Le 11 août 2020, Joe Biden a désigné Kamala Harris comme sa colistière à la vice-présidence. Ce poste a souvent été obscur et est peu défini dans la Constitution américaine. Cela n’a pourtant pas empêché l’émergence de vice-présidents de plus en plus influents. Qu’en est-il en droit et en fait ?

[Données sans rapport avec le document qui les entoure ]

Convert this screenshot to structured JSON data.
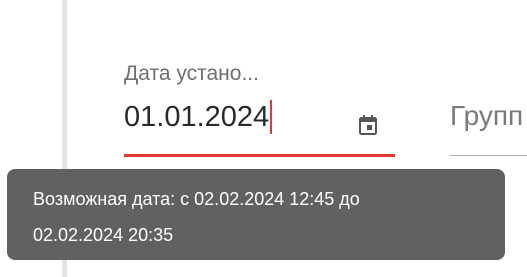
{
  "date_field": {
    "label": "Дата устано...",
    "value": "01.01.2024",
    "icon": "calendar-icon",
    "error_color": "#e53935"
  },
  "group_field": {
    "placeholder": "Групп"
  },
  "tooltip": {
    "line1": "Возможная дата: с 02.02.2024 12:45 до",
    "line2": "02.02.2024 20:35",
    "background": "#616161"
  }
}
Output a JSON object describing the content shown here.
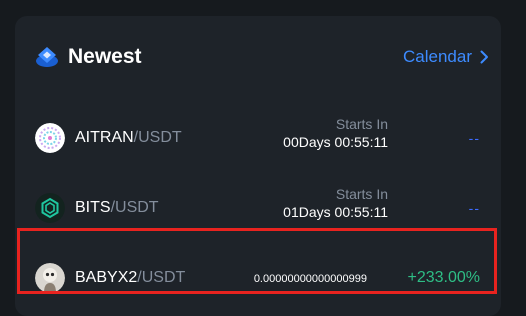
{
  "header": {
    "title": "Newest",
    "calendar_label": "Calendar"
  },
  "colors": {
    "accent_blue": "#3d8bff",
    "positive_green": "#2ebd85",
    "highlight_red": "#e8231f"
  },
  "rows": [
    {
      "base": "AITRAN",
      "quote": "/USDT",
      "starts_label": "Starts In",
      "starts_value": "00Days 00:55:11",
      "change": "--",
      "icon": "aitran-coin-icon"
    },
    {
      "base": "BITS",
      "quote": "/USDT",
      "starts_label": "Starts In",
      "starts_value": "01Days 00:55:11",
      "change": "--",
      "icon": "bits-coin-icon"
    },
    {
      "base": "BABYX2",
      "quote": "/USDT",
      "price": "0.00000000000000999",
      "change": "+233.00%",
      "icon": "babyx2-coin-icon"
    }
  ]
}
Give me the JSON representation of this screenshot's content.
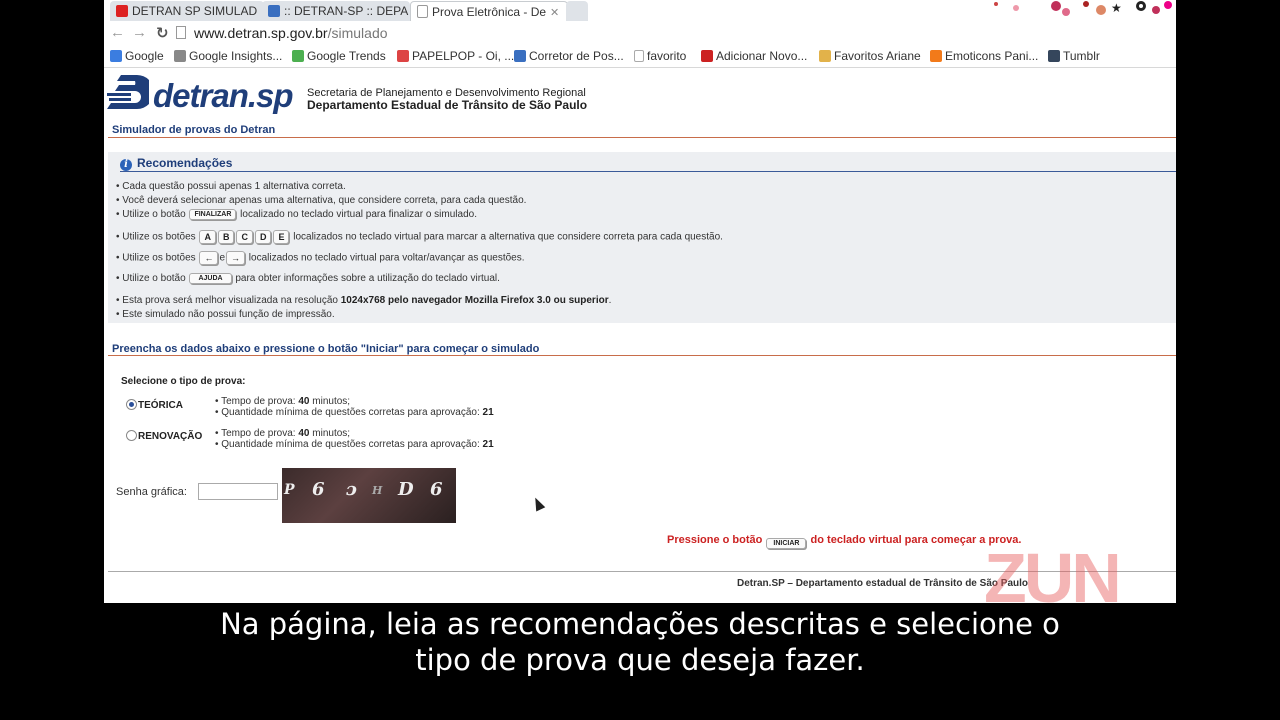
{
  "browser": {
    "tabs": [
      {
        "label": "DETRAN SP SIMULAD",
        "state": "inactive",
        "favicon_color": "#d22"
      },
      {
        "label": ":: DETRAN-SP :: DEPA",
        "state": "inactive",
        "favicon_color": "#3a6fc0"
      },
      {
        "label": "Prova Eletrônica - De",
        "state": "active",
        "favicon_color": "#ffffff"
      }
    ],
    "address": {
      "host": "www.detran.sp.gov.br",
      "path": "/simulado"
    },
    "bookmarks": [
      {
        "label": "Google",
        "icon": "google-icon",
        "color": "#3b7de0"
      },
      {
        "label": "Google Insights...",
        "icon": "insights-icon",
        "color": "#888888"
      },
      {
        "label": "Google Trends",
        "icon": "trends-icon",
        "color": "#4caf50"
      },
      {
        "label": "PAPELPOP - Oi, ...",
        "icon": "papelpop-icon",
        "color": "#d44"
      },
      {
        "label": "Corretor de Pos...",
        "icon": "corretor-icon",
        "color": "#3a6fc0"
      },
      {
        "label": "favorito",
        "icon": "page-icon",
        "color": "#bbbbbb"
      },
      {
        "label": "Adicionar Novo...",
        "icon": "zotero-icon",
        "color": "#c22"
      },
      {
        "label": "Favoritos Ariane",
        "icon": "folder-icon",
        "color": "#e2b24a"
      },
      {
        "label": "Emoticons Pani...",
        "icon": "blogger-icon",
        "color": "#f27a1a"
      },
      {
        "label": "Tumblr",
        "icon": "tumblr-icon",
        "color": "#35465c"
      }
    ]
  },
  "header": {
    "logo_text": "detran.sp",
    "dept_line1": "Secretaria de Planejamento e Desenvolvimento Regional",
    "dept_line2": "Departamento Estadual de Trânsito de São Paulo"
  },
  "section_title": "Simulador de provas do Detran",
  "recommendations": {
    "heading": "Recomendações",
    "line1": "Cada questão possui apenas 1 alternativa correta.",
    "line2": "Você deverá selecionar apenas uma alternativa, que considere correta, para cada questão.",
    "line3_pre": "Utilize o botão",
    "line3_key": "FINALIZAR",
    "line3_post": "localizado no teclado virtual para finalizar o simulado.",
    "line4_pre": "Utilize os botões",
    "line4_keys": [
      "A",
      "B",
      "C",
      "D",
      "E"
    ],
    "line4_post": "localizados no teclado virtual para marcar a alternativa que considere correta para cada questão.",
    "line5_pre": "Utilize os botões",
    "line5_key1": "←",
    "line5_mid": "e",
    "line5_key2": "→",
    "line5_post": "localizados no teclado virtual para voltar/avançar as questões.",
    "line6_pre": "Utilize o botão",
    "line6_key": "AJUDA",
    "line6_post": "para obter informações sobre a utilização do teclado virtual.",
    "line7_pre": "Esta prova será melhor visualizada na resolução",
    "line7_bold": "1024x768 pelo navegador Mozilla Firefox 3.0 ou superior",
    "line7_post": ".",
    "line8": "Este simulado não possui função de impressão."
  },
  "form": {
    "title": "Preencha os dados abaixo e pressione o botão \"Iniciar\" para começar o simulado",
    "select_label": "Selecione o tipo de prova:",
    "options": [
      {
        "label": "TEÓRICA",
        "selected": true,
        "time_pre": "• Tempo de prova: ",
        "time_value": "40",
        "time_post": " minutos;",
        "min_pre": "• Quantidade mínima de questões corretas para aprovação: ",
        "min_value": "21"
      },
      {
        "label": "RENOVAÇÃO",
        "selected": false,
        "time_pre": "• Tempo de prova: ",
        "time_value": "40",
        "time_post": " minutos;",
        "min_pre": "• Quantidade mínima de questões corretas para aprovação: ",
        "min_value": "21"
      }
    ],
    "senha_label": "Senha gráfica:",
    "senha_value": "",
    "captcha_chars": [
      "P",
      "6",
      "ɔ",
      "H",
      "D",
      "6"
    ],
    "press_pre": "Pressione o botão",
    "press_key": "INICIAR",
    "press_post": "do teclado virtual para começar a prova."
  },
  "footer": "Detran.SP – Departamento estadual de Trânsito de São Paulo",
  "watermark": "ZUN",
  "subtitle": {
    "line1": "Na página, leia as recomendações descritas e selecione o",
    "line2": "tipo de prova que deseja fazer."
  }
}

L’article 2 de la Constitution des Etats-Unis mentionne bien l’existence d’un vice-président, mais ne lui donne aucune tâche gouvernementale clairement définie. Le vice-président n’a aucun domaine exécutif propre. Son rattachement à l’exécutif provient essentiellement des missions que le Président lui confie.

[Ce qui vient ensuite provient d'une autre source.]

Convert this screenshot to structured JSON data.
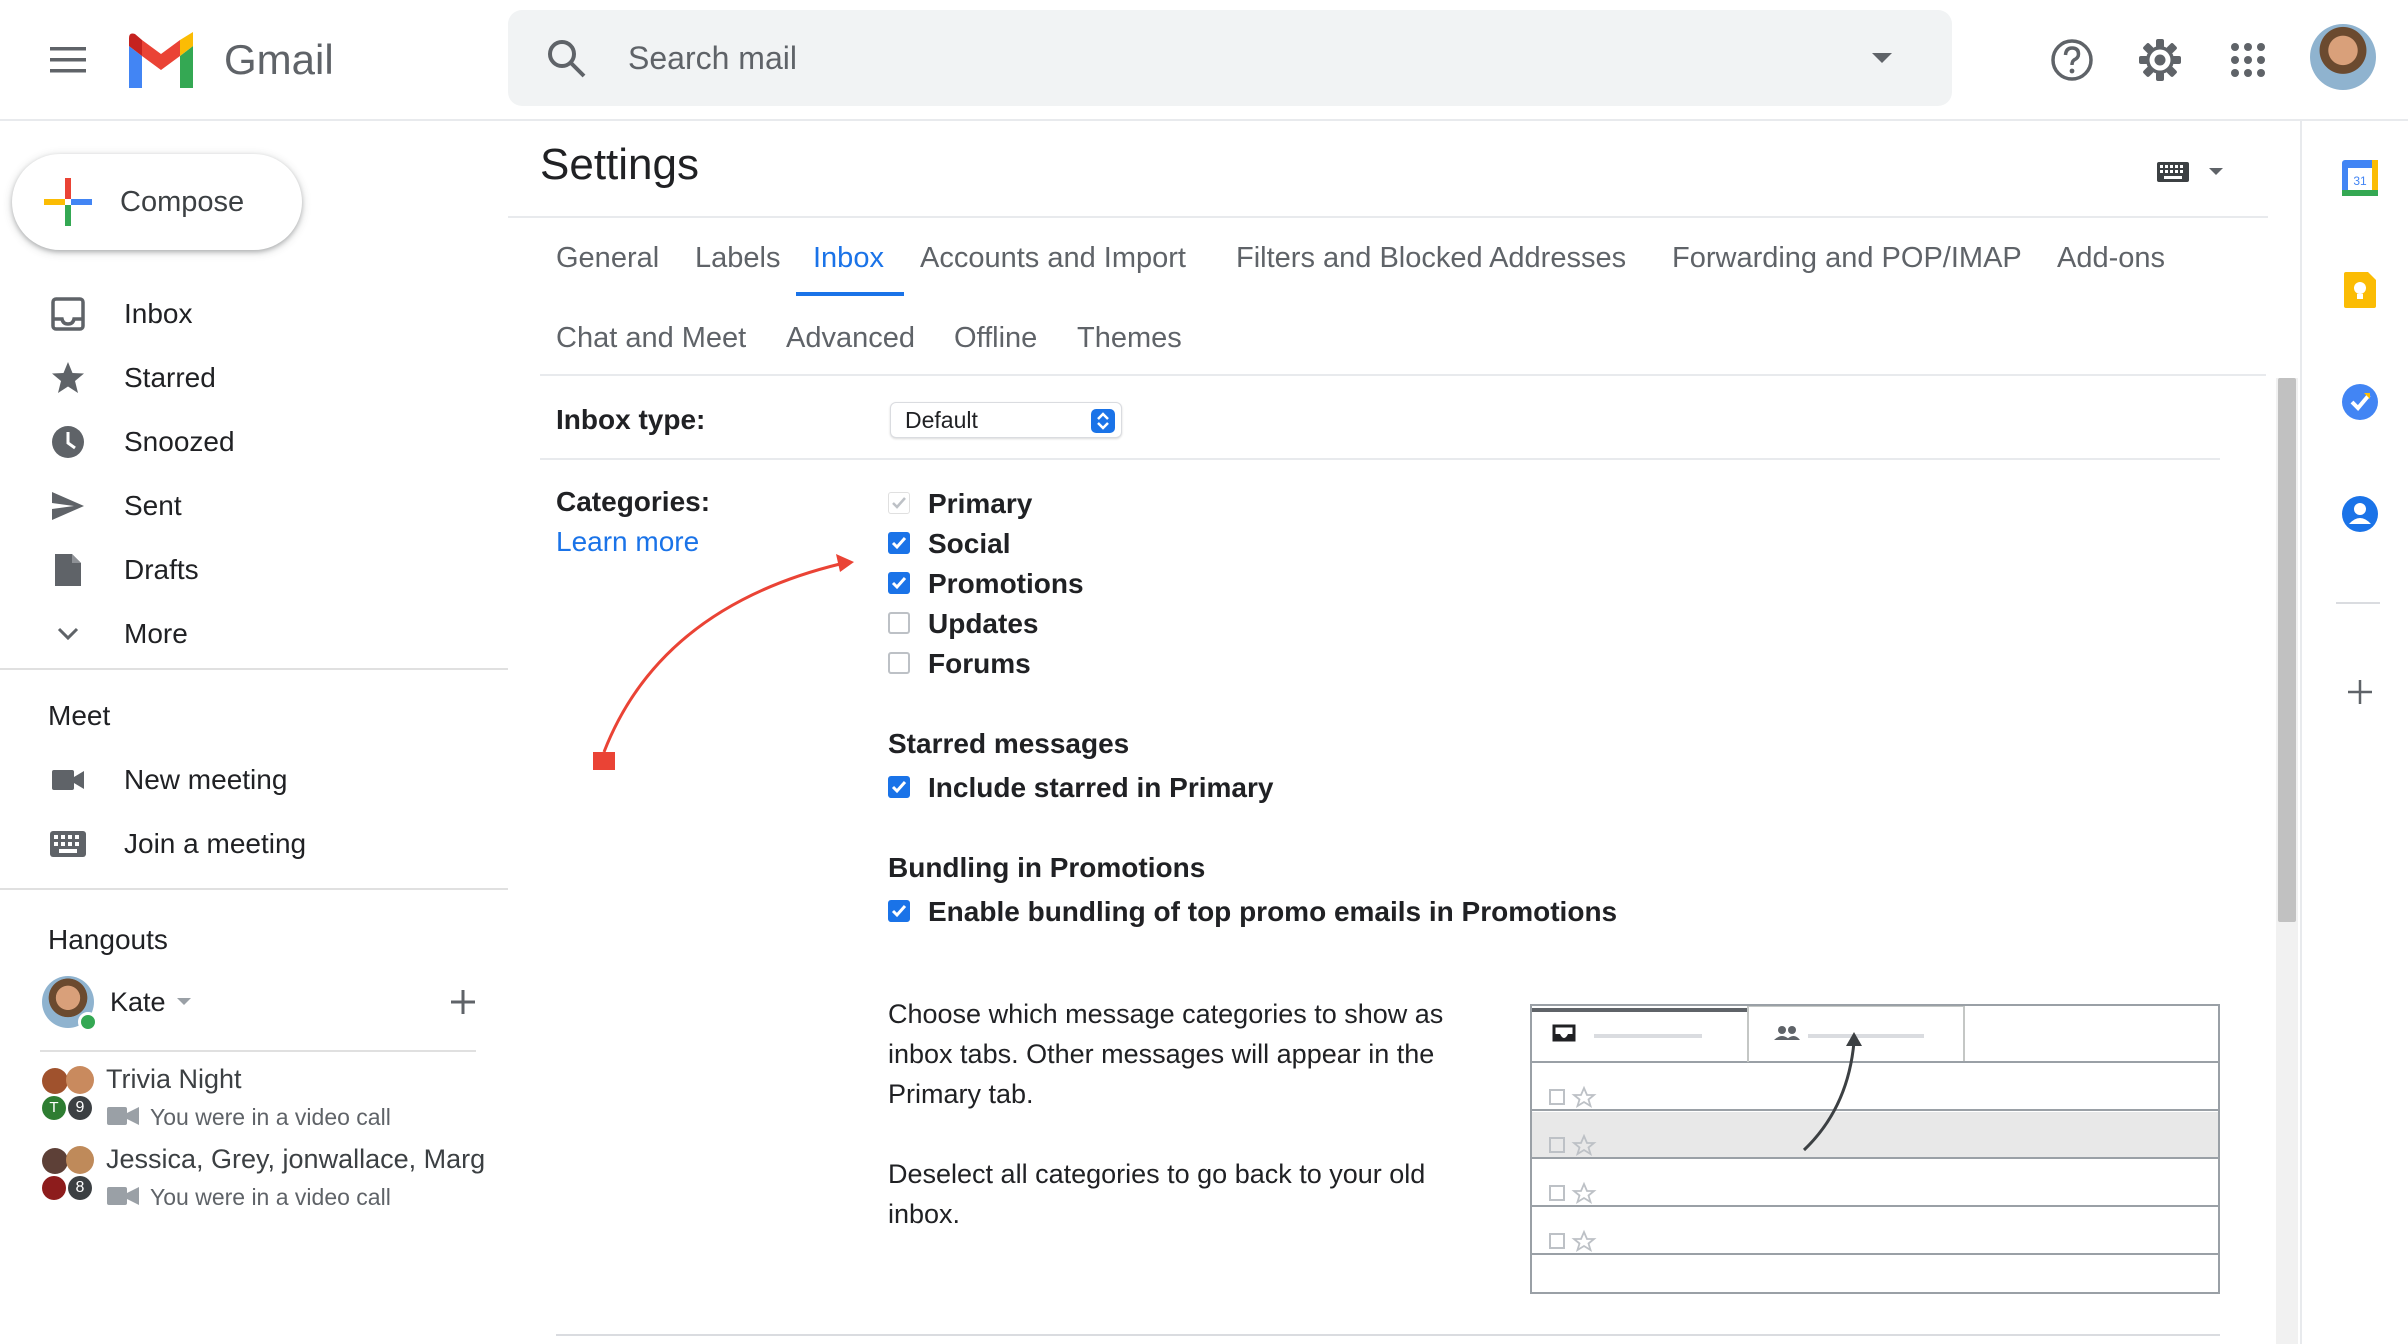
{
  "header": {
    "app_name": "Gmail",
    "search_placeholder": "Search mail"
  },
  "sidebar": {
    "compose_label": "Compose",
    "items": [
      {
        "label": "Inbox",
        "icon": "inbox-icon"
      },
      {
        "label": "Starred",
        "icon": "star-icon"
      },
      {
        "label": "Snoozed",
        "icon": "clock-icon"
      },
      {
        "label": "Sent",
        "icon": "send-icon"
      },
      {
        "label": "Drafts",
        "icon": "draft-icon"
      },
      {
        "label": "More",
        "icon": "chevron-down-icon"
      }
    ],
    "meet": {
      "title": "Meet",
      "items": [
        {
          "label": "New meeting",
          "icon": "video-icon"
        },
        {
          "label": "Join a meeting",
          "icon": "keyboard-icon"
        }
      ]
    },
    "hangouts": {
      "title": "Hangouts",
      "user": "Kate",
      "conversations": [
        {
          "title": "Trivia Night",
          "subtitle": "You were in a video call",
          "count": "9",
          "initial": "T"
        },
        {
          "title": "Jessica, Grey, jonwallace, Marg",
          "subtitle": "You were in a video call",
          "count": "8"
        }
      ]
    }
  },
  "settings": {
    "title": "Settings",
    "tabs_row1": [
      "General",
      "Labels",
      "Inbox",
      "Accounts and Import",
      "Filters and Blocked Addresses",
      "Forwarding and POP/IMAP",
      "Add-ons"
    ],
    "tabs_row2": [
      "Chat and Meet",
      "Advanced",
      "Offline",
      "Themes"
    ],
    "active_tab": "Inbox",
    "inbox_type": {
      "label": "Inbox type:",
      "value": "Default"
    },
    "categories": {
      "label": "Categories:",
      "learn_more": "Learn more",
      "items": [
        {
          "label": "Primary",
          "checked": true,
          "disabled": true
        },
        {
          "label": "Social",
          "checked": true,
          "disabled": false
        },
        {
          "label": "Promotions",
          "checked": true,
          "disabled": false
        },
        {
          "label": "Updates",
          "checked": false,
          "disabled": false
        },
        {
          "label": "Forums",
          "checked": false,
          "disabled": false
        }
      ]
    },
    "starred": {
      "heading": "Starred messages",
      "option": "Include starred in Primary",
      "checked": true
    },
    "bundling": {
      "heading": "Bundling in Promotions",
      "option": "Enable bundling of top promo emails in Promotions",
      "checked": true
    },
    "description_1": "Choose which message categories to show as inbox tabs. Other messages will appear in the Primary tab.",
    "description_2": "Deselect all categories to go back to your old inbox."
  },
  "colors": {
    "accent": "#1a73e8",
    "annotation_arrow": "#ea4335"
  }
}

Un rôle susceptible de peser au Sénat
L’article 1er section 3 de la Constitution donne au vice-président la charge de présider le Sénat. Depuis plus de 100 ans, le vice-président n’exerce pas cette fonction dans les faits. Par contre, cela lui laisse un pouvoir important dans certaines circonstances. En cas de vote où le nombre de voix exprimées arrive à une égalité parfaite, le vice-président devient la voix décisive permettant de faire passer ou non un projet de loi.
Et cela n’est pas mineur. Si les deux principaux partis tendent à être à égalité en nombre de sénateurs, le vice-président devient alors essentiel pour faire passer les projets de lois. Tandis que Joe Biden n’a jamais émis de vote décisif en huit ans de vice-présidence, l’actuel vice-président Mike Pence a émis pas moins de 13 votes décisifs sur des projets de lois et des nominations en quatre ans [1]. Remporter la vice-présidence est donc un avantage pour le parti au pouvoir. Mais le vice-président n’est pas qu’un potentiel vote décisif au Sénat.
Un rôle informel de plus en plus important
A partir des années 90, le vice-président est peu à peu devenu un « super-ministre » des affaires étrangères. Dick Cheney, en tant que vice-président de George W. Bush, a eu une influence importante dans la politique étrangère des Etats-Unis. Il aurait notamment eu une influence décisive dans les interventions américaines en Irak [2] [3].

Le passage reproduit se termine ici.